When my friend and colleague Jason Brand, a Berkeley, Calif.-based family therapist, points an article out to me, I pay attention. He and I were discussing resilience as a protective factor in children’s use of social media, and Jason pointed out an article in Scientific American by psychologist Abigail Baird at Vassar College. She wrote it in 2010, when emotions around the tragic case of Massachusetts high school student Phoebe Prince’s suicide were running high, so I needed to get past the first part to see what Jason found useful, and – whether or not you’re a psychologist – I think you will find this informative too. He zoomed in on what fosters in kids the resilience that reduces the impacts that bullying and cyberbullying can have on them: “authoritative parenting.”

Pointing to a study in the Journal of Youth & Adolescence that looked at what connections teens around age 15 made between bullying and self-harm or suicide, Baird writes, “The authors found that ‘authoritative parents’ … can make a difference.

“Authoritative parents are good listeners,” she continues. “They are able to provide comfort and guidance when their children encounter stress, and help them forge appropriate responses. Adolescents of authoritative parents feel respected by their parents, and in turn respect the limits set on them. Their parents are involved in their lives to the extent that they know who their friends are and where they hang out, but are not overly enmeshed in the adolescent’s life [this includes the digital/online part]. Among the participants in this study, this parenting style significantly reduced the negative impact of bullying,” which we know from the research includes cyberbullying.

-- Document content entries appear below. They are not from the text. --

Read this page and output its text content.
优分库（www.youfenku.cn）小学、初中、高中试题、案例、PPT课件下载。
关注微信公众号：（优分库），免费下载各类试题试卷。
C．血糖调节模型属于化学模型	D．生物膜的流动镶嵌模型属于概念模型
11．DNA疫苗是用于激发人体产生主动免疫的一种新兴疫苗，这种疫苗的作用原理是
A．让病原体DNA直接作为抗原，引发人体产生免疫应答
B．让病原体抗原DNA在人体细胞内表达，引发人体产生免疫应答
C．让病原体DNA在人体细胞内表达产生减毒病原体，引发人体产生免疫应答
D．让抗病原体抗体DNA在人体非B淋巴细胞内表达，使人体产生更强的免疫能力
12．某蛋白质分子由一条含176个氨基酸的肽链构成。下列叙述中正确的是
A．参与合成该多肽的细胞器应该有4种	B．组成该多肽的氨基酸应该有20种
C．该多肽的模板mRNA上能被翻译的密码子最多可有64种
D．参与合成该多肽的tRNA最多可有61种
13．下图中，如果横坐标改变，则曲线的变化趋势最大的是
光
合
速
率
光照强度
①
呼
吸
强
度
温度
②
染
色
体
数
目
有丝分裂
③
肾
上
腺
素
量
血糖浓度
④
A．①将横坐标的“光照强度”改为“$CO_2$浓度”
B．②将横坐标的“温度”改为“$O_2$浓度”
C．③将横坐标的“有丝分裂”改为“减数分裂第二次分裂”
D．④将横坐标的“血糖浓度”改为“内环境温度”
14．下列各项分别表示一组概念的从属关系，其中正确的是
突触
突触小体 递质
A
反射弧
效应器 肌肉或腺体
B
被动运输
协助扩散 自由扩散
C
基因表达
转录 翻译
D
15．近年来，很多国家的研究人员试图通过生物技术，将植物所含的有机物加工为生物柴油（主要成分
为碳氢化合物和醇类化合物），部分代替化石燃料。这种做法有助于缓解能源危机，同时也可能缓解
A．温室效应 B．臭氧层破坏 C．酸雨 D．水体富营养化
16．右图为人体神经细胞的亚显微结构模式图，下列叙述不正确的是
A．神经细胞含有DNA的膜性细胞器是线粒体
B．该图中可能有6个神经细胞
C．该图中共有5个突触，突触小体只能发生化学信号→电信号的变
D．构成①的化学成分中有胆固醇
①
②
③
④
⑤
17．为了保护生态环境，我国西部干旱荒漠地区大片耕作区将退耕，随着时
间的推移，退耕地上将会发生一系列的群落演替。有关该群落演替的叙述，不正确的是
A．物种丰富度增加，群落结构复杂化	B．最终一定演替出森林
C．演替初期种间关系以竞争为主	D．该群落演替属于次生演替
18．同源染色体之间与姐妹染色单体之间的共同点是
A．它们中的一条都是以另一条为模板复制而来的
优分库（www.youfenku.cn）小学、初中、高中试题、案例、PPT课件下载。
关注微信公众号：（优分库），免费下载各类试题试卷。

Baird points out another key part of resilience: self-control. Young people who have learned how to give themselves time to control their emotions and reactions rather than act on impulse are less affected by the meanness or bullying of others (please see the article for more on that).

If parents wonder what all this looks like “on the ground,” at home, in everyday life, among the Comments below Baird’s piece, a self-professed authoritative parent took the time to describe her experience with “a gifted child who was painfully shy when he was younger. He got bullied pretty badly at a few points, and together we solved the problems as they arose.” See that comment for how they did that.